I watched my Tinker Belle just today, as she watched in the truck’s side mirror, waiting for daddy to return. At first I did not know what she was staring at. It appeared that she was only looking out the window. But as soon as I saw Ken in the side mirror, evidently so did she, because then she went to the driver’s side and watched that mirror until daddy opened the door, approaching from the rear of the truck. What a smart little girl.
We have another Pug named Suzie. She is being taken care of by my son until we get settled down south. She’s getting up in her years, and over the years I have tried and tried to get her to learn new things. Sometimes I think she is the smartest dog around because she can learn, if she sees one of the other dogs getting rewarded for their efforts, but mostly she knows she can get the same reward just by sitting and smiling at me. No extra effort required, but that’s a Pug for you.

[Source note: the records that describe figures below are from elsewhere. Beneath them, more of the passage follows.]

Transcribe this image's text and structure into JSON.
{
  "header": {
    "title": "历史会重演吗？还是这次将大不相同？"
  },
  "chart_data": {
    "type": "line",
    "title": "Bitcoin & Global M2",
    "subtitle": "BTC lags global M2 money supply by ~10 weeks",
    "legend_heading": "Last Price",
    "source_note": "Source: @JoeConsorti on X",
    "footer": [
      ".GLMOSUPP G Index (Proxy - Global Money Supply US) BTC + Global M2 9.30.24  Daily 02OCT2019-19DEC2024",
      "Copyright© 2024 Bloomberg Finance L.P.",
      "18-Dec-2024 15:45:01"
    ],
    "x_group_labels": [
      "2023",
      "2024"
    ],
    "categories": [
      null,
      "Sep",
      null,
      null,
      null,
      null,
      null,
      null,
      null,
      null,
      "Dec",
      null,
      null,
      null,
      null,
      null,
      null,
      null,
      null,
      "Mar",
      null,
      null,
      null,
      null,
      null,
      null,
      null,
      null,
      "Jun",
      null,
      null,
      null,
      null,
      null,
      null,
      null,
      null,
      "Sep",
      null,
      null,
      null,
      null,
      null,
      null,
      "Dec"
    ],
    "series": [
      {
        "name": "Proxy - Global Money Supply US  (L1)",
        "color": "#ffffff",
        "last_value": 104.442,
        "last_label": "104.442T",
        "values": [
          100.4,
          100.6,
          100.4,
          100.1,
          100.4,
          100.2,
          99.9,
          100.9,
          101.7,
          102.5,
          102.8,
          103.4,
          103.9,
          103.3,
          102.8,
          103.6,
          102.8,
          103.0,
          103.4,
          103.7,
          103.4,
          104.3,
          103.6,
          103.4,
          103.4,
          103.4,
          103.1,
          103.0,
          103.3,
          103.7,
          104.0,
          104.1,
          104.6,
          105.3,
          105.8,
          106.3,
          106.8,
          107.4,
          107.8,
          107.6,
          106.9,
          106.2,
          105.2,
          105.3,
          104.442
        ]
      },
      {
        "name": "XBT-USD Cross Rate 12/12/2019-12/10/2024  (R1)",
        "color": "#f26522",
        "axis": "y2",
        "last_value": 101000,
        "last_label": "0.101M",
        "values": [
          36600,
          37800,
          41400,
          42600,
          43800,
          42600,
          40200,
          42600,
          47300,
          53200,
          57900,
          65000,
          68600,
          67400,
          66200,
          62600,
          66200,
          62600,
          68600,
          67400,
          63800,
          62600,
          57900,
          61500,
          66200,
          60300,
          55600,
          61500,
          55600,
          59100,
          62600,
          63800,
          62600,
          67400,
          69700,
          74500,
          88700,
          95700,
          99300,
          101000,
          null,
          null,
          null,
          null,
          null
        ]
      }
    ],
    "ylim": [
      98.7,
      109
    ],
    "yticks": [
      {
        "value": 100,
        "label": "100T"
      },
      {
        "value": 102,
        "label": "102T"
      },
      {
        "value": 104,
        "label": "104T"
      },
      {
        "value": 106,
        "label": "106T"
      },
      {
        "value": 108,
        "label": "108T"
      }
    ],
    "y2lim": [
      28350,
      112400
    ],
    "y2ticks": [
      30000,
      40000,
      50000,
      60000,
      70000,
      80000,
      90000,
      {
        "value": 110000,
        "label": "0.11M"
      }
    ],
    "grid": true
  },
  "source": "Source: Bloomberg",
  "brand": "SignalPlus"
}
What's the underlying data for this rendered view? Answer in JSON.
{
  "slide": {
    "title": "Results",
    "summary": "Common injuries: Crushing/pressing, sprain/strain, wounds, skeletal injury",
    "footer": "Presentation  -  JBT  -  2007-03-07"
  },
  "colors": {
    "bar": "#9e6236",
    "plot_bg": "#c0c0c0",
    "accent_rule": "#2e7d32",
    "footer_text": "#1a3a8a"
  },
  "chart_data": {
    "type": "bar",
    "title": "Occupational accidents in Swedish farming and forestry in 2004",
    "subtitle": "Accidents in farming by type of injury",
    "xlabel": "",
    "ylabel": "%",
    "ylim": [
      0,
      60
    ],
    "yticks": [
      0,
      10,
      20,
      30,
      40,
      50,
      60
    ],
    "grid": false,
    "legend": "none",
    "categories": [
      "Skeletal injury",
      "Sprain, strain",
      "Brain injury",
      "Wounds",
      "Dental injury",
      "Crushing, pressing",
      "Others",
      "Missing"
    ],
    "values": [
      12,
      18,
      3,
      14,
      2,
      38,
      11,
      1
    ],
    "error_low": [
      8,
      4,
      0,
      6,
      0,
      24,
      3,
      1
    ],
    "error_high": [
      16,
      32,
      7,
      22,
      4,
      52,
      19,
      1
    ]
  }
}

Our husky mix, also with my son, has a hunter’s instinct. She watches the treetops for birds and squirrels that might dare low enough for her to jump up and catch. She also knows there’s no benefit in simply barking and scratching at the fence when the little neighbor dogs annoy her. When we first brought her to our home, she noted the existence of those yappers, then proceeded to search the length of the fence (and its height) for a way to get to them. Without finding such access, she mostly leaves them alone now.
Ken’s daughter has birds, the eldest (and loudest) being a cockatoo named Baby. As with other birds that mimic, Baby has picked up quite a vocabulary, and she regularly chats with people and sometimes screams when she believes her people are ignoring her. The other day when we were over for the evening, Baby and I chatted for awhile, and then I left the front room to watch TV in the living room. She did not like that and she started screaming at me. Then she got Jack and Junior going, two young cockatiels, and there was quite a ruckus until I finally decided to take action. Being late in the evening, I decided to cover the birds for the night. First Jack and Junior, as Baby continued her rant, knowing what was coming. Then as I draped her cover over, she dropped to the bottom of her cage, bent over to peer beneath the cover, and in her deepest voice, she said, “Asshole,” as clear as day.
I spun around as if it had been a child cursing at me. She riled me up, despite her “only being a bird.” Then I couldn’t help but burst out laughing. I had been bested by a bird.